The demon voice laughed a little and said, “No, you are angry at yourself for having spent three thousand dollars you did not have. In truth, Paulo was not much of a lover and you correctly suspect you have contracted herpes. You want the trip to have been worthwhile, though, and so you have told yourself that you experienced Enlightenment. Kissing the priest was nothing more than a physical token of the Enlightenment you wanted to give yourself, lest the Enlightenment not come with a good story. You have already begun planning how you will tell the story of kissing the priest and the extent to which you will embellish the story.”
But Jessie did not make it home as she planned. Her plane touched down in Washington, D.C. where she boarded a small regional jet for Hartford, but when landing in Hartford, the plane slid off the runway. Jessie had felt this way before. In Pinocchio, the original and brutal Italian novella by Carlo Collodi, the puppet runs from his father and is transformed, by witchcraft, into a speechless donkey. Much time passes while the donkey Pinocchio is abused by cruel men, then the donkey falls into an ocean and his flesh is devoured by piranhas. Somehow, Pinocchio the puppet emerges from the ocean. I don’t understand this at all, Jessie had said to her Italian literature teacher, although this was not entirely true. Something mysterious had transformed Pinocchio. It made sense he should suffer, but it also made sense that, having suffered, he should have another chance to be human. Strapped motionless to her seat in the crashed jet, the story of Pinocchio gripped her like an obnoxious tune she could not shake free of her ears. She saw the tooth-pecked clean skeleton of a donkey floating whole downward toward silt and a naked human being swimming upward, but she could not reconcile how or when the man escaped from the cage of bones. Was the man inside the donkey like Jonah was in the whale? No. The man and the donkey were one, but when the donkey died, the man became separate, released.

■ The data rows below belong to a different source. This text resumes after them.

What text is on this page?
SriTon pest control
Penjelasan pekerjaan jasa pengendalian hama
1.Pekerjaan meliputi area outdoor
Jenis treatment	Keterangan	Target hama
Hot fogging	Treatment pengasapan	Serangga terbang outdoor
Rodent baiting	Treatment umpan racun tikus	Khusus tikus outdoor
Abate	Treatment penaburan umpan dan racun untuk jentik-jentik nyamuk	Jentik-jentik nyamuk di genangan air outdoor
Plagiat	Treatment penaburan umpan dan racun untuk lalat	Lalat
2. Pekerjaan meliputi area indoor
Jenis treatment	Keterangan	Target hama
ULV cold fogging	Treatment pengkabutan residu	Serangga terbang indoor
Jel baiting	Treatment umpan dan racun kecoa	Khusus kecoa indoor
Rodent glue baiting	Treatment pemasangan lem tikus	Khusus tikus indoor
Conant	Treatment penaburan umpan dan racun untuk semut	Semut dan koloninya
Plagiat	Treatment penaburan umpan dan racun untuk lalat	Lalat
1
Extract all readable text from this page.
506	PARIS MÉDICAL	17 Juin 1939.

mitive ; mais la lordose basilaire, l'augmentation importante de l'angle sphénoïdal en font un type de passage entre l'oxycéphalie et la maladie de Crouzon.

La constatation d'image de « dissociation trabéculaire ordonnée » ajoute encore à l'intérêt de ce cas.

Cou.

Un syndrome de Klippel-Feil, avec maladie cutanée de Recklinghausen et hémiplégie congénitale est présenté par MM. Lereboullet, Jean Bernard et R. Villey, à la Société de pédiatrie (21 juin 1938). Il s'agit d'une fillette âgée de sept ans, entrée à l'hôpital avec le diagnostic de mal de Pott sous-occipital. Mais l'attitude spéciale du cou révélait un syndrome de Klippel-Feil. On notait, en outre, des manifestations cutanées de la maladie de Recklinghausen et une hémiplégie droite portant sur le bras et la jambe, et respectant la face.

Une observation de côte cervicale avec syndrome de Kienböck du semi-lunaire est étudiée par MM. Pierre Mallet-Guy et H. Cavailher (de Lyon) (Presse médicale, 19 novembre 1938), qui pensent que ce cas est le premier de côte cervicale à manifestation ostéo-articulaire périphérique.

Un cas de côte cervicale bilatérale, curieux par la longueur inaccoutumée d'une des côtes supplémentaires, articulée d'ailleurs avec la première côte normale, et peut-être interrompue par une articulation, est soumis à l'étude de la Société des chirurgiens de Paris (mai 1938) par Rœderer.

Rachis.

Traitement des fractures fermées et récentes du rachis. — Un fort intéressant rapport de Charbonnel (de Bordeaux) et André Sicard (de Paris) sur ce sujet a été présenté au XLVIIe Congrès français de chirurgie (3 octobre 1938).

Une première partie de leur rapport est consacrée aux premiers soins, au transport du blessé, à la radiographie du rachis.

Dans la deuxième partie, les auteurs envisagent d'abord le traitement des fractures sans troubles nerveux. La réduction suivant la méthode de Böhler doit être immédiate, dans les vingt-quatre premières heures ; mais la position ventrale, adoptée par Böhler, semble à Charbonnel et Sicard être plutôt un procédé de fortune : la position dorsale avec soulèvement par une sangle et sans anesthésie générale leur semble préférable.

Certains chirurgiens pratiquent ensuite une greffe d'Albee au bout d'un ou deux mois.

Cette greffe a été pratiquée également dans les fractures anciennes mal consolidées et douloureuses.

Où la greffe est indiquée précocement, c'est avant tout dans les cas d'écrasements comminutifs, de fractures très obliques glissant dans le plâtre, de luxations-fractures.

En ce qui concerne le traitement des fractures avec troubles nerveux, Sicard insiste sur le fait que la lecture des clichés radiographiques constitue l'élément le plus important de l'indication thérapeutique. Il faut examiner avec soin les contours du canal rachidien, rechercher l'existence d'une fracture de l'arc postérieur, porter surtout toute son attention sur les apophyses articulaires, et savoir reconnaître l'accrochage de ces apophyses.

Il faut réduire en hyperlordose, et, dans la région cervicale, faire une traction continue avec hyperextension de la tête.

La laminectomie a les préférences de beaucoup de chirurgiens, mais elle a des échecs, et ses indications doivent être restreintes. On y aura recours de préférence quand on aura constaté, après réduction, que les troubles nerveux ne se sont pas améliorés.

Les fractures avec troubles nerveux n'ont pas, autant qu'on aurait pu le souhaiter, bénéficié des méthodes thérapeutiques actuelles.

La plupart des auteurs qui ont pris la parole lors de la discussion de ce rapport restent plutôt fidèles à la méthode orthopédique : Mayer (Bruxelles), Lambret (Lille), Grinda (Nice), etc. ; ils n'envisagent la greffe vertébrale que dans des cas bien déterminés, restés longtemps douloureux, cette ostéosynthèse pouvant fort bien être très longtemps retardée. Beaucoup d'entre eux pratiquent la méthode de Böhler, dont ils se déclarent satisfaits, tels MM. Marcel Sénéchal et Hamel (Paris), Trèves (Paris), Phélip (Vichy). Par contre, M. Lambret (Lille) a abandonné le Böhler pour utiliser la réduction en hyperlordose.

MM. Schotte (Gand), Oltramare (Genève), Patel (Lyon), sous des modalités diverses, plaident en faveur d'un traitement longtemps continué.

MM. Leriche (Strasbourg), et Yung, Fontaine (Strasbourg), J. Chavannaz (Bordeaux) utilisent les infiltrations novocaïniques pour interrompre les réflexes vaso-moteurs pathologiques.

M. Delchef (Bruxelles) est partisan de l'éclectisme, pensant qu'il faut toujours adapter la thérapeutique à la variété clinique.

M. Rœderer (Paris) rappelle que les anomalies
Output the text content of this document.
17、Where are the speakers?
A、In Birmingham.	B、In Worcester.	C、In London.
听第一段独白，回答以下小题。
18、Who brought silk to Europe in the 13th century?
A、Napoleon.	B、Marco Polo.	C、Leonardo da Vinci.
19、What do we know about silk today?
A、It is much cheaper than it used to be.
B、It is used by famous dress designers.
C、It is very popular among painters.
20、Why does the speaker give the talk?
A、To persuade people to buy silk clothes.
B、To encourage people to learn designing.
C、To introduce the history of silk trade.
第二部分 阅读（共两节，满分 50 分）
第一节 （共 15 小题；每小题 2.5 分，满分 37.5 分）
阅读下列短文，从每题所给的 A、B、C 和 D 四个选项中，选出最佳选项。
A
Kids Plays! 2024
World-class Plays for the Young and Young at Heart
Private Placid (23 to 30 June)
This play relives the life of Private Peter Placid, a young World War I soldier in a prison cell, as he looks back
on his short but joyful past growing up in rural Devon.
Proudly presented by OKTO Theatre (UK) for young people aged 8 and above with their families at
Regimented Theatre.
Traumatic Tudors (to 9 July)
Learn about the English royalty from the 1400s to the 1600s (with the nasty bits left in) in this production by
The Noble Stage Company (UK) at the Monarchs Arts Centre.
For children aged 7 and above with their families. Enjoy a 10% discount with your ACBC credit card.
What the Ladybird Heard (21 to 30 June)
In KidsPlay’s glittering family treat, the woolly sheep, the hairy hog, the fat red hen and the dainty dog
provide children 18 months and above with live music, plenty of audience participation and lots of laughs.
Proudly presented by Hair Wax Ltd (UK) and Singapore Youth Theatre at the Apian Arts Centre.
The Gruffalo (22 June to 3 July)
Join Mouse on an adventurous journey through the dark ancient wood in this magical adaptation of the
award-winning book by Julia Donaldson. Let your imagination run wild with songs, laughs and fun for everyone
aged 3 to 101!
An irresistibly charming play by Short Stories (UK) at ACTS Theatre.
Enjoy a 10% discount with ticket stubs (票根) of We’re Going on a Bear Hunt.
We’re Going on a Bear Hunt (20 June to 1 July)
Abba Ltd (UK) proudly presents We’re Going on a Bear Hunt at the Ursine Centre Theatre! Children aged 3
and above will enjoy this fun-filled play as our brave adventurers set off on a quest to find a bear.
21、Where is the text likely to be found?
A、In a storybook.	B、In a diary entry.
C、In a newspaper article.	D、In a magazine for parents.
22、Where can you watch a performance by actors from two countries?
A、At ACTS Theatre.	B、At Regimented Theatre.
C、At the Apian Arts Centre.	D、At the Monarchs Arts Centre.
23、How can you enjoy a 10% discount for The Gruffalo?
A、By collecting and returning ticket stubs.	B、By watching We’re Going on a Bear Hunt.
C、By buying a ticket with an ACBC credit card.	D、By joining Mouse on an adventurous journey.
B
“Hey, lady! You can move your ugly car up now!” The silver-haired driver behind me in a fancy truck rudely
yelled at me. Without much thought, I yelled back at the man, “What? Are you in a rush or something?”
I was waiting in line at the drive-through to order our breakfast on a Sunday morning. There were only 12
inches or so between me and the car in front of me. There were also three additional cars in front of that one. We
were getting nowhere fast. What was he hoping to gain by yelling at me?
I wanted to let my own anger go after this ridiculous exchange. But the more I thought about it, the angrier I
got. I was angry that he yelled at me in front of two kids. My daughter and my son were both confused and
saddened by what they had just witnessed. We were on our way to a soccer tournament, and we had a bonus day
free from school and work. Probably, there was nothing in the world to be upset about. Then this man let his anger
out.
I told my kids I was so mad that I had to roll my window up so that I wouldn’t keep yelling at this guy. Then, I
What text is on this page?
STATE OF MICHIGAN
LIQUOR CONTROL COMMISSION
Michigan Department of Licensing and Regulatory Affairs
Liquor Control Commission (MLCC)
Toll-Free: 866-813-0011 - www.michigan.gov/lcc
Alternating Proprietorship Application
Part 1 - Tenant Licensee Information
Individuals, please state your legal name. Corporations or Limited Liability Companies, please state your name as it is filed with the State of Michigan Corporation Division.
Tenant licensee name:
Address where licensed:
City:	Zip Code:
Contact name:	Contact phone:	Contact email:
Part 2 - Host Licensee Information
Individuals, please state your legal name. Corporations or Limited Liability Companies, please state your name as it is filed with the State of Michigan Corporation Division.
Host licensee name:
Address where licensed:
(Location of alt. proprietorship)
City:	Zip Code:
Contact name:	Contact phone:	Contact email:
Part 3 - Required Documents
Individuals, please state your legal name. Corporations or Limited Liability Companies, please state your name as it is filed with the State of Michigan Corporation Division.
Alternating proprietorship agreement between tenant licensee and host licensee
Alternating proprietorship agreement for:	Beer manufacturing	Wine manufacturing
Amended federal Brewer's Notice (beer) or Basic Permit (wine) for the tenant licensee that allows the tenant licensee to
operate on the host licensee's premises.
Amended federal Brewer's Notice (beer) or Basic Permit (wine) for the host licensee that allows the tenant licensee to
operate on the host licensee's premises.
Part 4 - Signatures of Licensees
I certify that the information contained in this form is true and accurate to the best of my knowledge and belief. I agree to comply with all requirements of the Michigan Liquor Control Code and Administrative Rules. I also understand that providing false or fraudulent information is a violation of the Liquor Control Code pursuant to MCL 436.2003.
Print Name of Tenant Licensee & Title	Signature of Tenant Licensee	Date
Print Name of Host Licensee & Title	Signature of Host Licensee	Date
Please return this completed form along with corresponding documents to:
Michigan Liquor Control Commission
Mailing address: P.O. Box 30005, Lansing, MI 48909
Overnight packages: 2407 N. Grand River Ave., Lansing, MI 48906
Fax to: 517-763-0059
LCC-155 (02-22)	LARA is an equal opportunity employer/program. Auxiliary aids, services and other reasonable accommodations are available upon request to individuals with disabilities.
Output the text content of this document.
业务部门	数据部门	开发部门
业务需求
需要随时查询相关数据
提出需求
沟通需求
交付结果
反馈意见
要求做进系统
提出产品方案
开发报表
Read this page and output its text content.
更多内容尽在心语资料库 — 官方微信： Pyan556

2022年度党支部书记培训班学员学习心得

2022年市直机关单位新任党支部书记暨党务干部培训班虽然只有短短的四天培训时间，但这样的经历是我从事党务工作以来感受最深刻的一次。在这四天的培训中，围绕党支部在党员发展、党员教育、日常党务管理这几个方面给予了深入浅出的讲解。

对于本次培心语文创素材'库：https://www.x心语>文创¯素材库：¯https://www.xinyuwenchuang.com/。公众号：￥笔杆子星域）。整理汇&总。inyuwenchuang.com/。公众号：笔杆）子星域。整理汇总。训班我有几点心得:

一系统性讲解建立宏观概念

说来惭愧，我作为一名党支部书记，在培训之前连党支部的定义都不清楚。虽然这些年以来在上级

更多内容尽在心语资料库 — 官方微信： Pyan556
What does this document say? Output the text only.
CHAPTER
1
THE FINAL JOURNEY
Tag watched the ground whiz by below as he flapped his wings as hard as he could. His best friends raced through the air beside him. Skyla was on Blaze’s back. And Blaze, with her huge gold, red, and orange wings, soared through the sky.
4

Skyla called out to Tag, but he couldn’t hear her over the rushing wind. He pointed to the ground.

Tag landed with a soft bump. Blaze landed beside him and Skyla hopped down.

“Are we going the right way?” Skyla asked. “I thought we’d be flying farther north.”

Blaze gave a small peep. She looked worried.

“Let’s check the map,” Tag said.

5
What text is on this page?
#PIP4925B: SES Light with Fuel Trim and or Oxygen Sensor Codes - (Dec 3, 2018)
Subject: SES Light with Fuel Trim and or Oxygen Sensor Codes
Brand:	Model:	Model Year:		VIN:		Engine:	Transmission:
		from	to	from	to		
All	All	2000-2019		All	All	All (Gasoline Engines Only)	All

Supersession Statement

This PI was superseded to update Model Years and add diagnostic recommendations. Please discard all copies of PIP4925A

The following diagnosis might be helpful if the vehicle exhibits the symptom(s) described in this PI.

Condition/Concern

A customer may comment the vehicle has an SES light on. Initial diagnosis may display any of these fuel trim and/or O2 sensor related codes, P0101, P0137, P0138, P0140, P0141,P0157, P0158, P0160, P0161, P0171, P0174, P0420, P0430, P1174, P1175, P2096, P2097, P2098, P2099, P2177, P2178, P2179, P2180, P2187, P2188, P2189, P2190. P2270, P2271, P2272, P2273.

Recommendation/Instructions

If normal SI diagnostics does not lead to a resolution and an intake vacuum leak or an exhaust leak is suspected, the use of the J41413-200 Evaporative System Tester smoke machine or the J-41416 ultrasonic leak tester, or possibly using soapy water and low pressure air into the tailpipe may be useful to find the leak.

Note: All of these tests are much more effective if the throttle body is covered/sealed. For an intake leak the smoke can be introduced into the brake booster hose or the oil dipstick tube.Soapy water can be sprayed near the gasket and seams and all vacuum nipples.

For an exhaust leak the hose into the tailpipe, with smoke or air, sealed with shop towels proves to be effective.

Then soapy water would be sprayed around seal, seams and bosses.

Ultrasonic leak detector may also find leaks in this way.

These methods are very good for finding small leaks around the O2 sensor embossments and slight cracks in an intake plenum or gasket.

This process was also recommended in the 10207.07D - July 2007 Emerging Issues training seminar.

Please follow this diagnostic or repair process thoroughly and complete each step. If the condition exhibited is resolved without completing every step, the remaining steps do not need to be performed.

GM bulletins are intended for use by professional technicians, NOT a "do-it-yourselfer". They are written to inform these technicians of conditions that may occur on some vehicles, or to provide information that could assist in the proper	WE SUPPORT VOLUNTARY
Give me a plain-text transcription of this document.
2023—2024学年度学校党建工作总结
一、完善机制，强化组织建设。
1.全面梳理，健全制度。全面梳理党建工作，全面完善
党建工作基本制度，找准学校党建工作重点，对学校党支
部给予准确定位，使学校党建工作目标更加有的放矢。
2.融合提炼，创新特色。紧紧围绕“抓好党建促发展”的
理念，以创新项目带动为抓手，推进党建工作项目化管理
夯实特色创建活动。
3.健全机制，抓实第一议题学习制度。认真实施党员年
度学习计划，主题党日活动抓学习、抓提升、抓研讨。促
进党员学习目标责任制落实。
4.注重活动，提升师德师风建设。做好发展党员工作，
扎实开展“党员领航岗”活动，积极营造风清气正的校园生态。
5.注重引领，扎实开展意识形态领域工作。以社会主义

The donkey’s bones tumbled head over heels. Little ribbons of water held the bones in place so they did not all scatter in different directions. As Jessie watched the skeletal donkey fall, she became aware that someone else was watching the bones fall with her.
“It was good you read Pinocchio,” said the other.
Above their heads, which were not heads at all, the naked man emerged safely from the water.
“If you had not read Pinocchio, there would have been no way for me to speak to you now. I have nothing else from your life with which to speak to you. You should have stayed in the Basilica.”
Jessie said, “While I stood in the Basilica, I knew I should not leave. Something told me not to leave.”
“I told you not to leave.”
“How does the man emerge from the donkey bones? I never understood how.”
“Let us wait. It is good you kissed the priest.”
“Were my reasons good?”
“It was enough.”
And the other held her hand while they watched the bones keep falling, deeper and deeper.